As palavras acima podem sugerir que se trata de uma dramaturgia fragmentada e complexa. Porém, não só a comicidade ingênua de King Size desfaz qualquer sisudez estética e cerebral, como também a passagem de uma música a outra se assemelha menos a um mosaico vanguardista de sentidos do que a uma passagem pelo dial do rádio. Em King Size, a música não tem partitura: os atores-cantores ridicularizam os livretos que os acompanham; um apoio de partitura aparece vazio o tempo todo na cena. Um apoio que nunca encontrou uma nota musical, filosofa um dos personagens. Assim, percebe-se que a música que Christoph Marthaler busca levar ao palco não é a de récita ou a experimental: é aquela que cantamos com o fone nos ouvidos, embalando afazeres, ou simplesmente a que cantamos de olhos fechados.
Para esse tipo de música, importa muito pouco a camada verbal do que se canta. Trata-se da capacidade de cantar uma canção em qualquer língua, mimetizando a língua estrangeira ou criando falsas pronúncias e trocadilhos em língua nativa. Uma sensibilidade que “troca de biquíni sem parar”: ou seja, uma música que nos leva muito mais pela voz e pela melodia, despertando afetos e misturando sentidos. A música de King Size, independentemente da proveniência nacional e do seu lugar na tradição cultural, é aquela que embala casamentos, relembra amigos e sempre parte de uma voz que é bela, seja pelo timbre que emite, seja pelo afeto que a acomete e suscita no ouvinte.

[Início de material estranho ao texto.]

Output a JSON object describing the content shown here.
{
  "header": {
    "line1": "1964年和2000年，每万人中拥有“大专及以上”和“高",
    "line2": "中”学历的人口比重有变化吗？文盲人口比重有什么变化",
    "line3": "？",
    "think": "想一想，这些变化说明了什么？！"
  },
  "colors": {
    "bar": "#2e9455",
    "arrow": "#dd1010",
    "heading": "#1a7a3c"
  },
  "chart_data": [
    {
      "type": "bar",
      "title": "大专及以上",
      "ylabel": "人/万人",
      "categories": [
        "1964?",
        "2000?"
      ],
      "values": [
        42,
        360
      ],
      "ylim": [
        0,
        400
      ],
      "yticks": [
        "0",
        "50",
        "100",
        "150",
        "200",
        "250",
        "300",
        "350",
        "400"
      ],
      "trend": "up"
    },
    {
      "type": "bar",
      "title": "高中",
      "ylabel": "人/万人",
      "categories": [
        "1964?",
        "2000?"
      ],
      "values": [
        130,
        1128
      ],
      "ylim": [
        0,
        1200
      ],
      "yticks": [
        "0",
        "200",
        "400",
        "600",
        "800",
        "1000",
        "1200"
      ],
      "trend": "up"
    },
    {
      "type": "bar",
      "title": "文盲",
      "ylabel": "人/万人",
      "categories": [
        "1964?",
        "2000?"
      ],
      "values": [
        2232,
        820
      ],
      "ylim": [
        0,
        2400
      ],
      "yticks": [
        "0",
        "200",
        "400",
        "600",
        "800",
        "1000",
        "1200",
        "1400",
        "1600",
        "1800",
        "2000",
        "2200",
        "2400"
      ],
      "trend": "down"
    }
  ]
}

Enfim, o fato de que a peça se passa num quarto com cama king size não nos mostra outra coisa: a música que temos mais próxima de nossas vidas pode não ser a que apreciamos em espaço público, ou a que define nossas afiliações culturais e intelectuais; é aquela que surge no chuveiro, nos devaneios cotidianos, acompanhada de passos de dança que nunca mostraremos para ninguém. Cantar é desnudar-se diante da vida e vestir-se com a voz que se tem, diz um samba de Teresa Cristina e do Grupo Semente. Samba que já cantei para vastas plateias imaginárias.